J’ai l’habitude d’interagir avec le monde et les gens comme si l’espace entre les deux était invisible. L’odeur, la couleur et le rythme propres à l’espace ou à l’être humain stimulent mon imagination. J’étais attaché à l’idée de gens qui s’aiment mais qui ne peuvent pas vivre ensemble. Ou ils perdent leur connexion même quand ils sont ensemble. Quoi qu’il en soit, c’est une forme de séparation. Les images du film sont construites à partir de ce sentiment. Toutes ces idées existaient inconsciemment en moi et se sont transformées au cœur de mon langage cinématographique, qui est avant tout constitué par le rythme et la respiration.

Qui sont vos cinéastes de prédilection et/ou qui vous inspirent ?
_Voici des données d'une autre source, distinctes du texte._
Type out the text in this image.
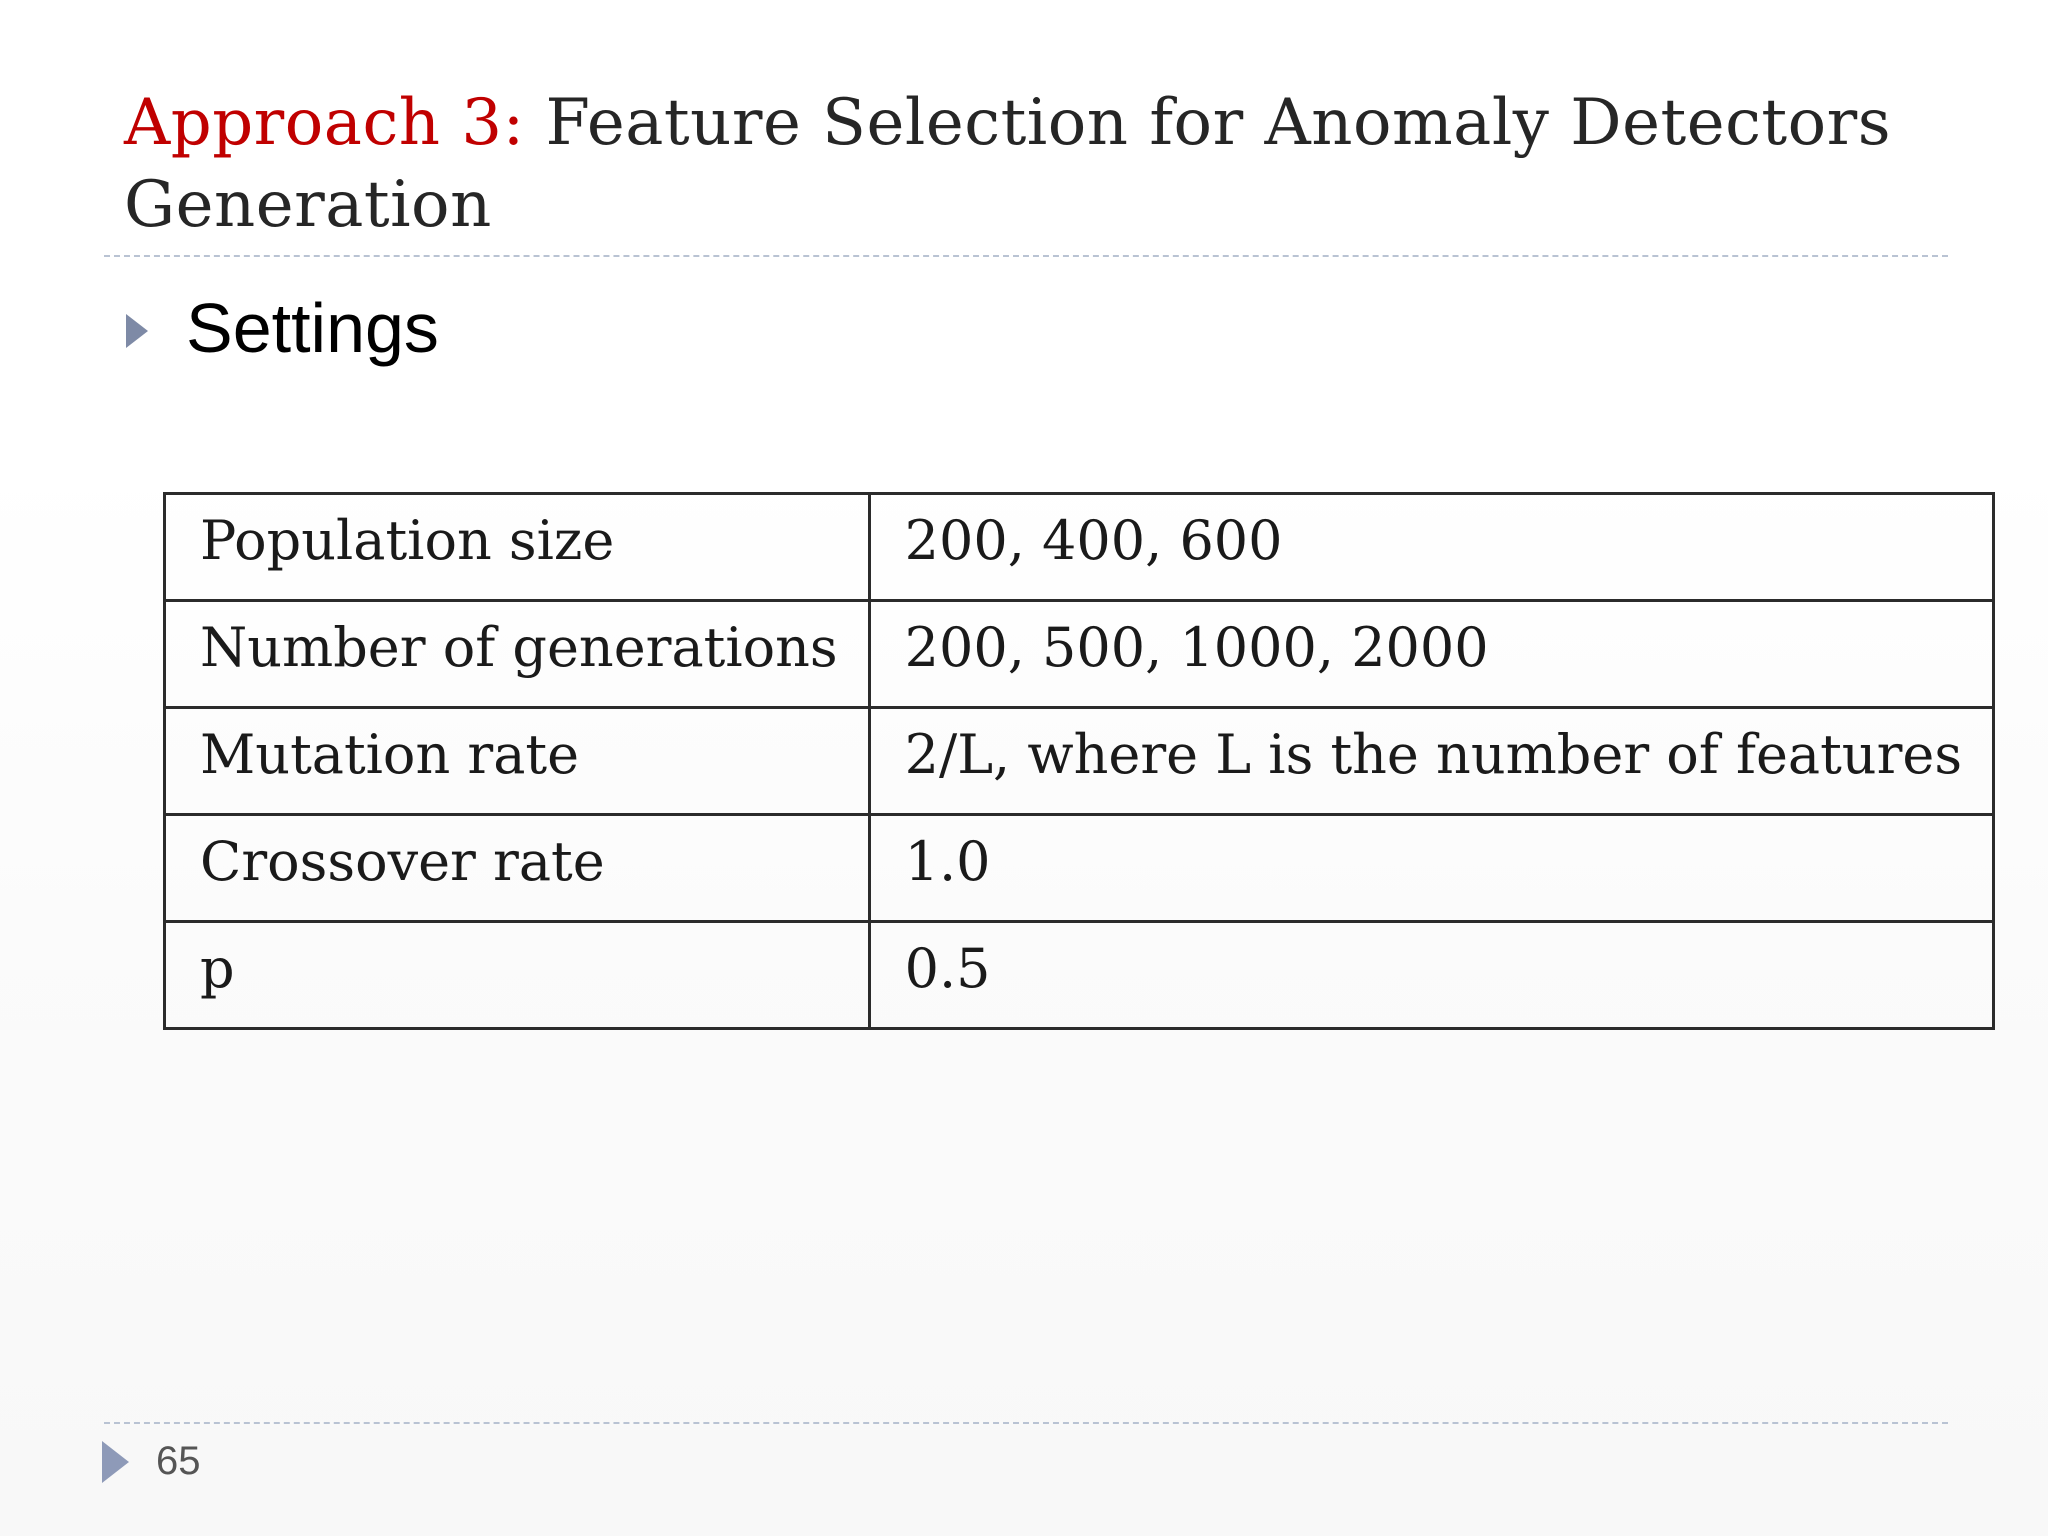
Approach 3: Feature Selection for Anomaly Detectors Generation
Settings
Population size	200, 400, 600

Number of generations	200, 500, 1000, 2000

Mutation rate	2/L, where L is the number of features

Crossover rate	1.0

p	0.5
65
Je ne me sens pas influencé par des cinéastes. J’ai ressenti naturellement le besoin d’aller vers le cinéma, pas du tout à cause d’un film ou d’un réalisateur. J’ai des fantasmes et des rêves, et je veux les raconter à travers le langage cinématographique.

Pour parler de quelque chose qui m’a touché, je citerais Dat Phuong Nam (Song of the South) une série télévisée d’il y a 24 ans réalisée par Nguyen Vinh Son (le père de Nguyen Vinh Phuc). Elle se déroule dans les années 30 pendant la période de la résistance au Vietnam, et suit An, 12 ans, à la recherche de son père, qui a quitté sa famille pour rejoindre la résistance dans la région du delta du Mékong. C’est un riche examen de la vie et de la culture sud-vietnamiennes. C’est vraiment touchant et cela a eu un impact fort sur ma conception du cinéma.

Entretien réalisé par Nicolas Bardot le 16 mars 2021. Un grand merci à Rachel Allen et Myranda D’Apolito.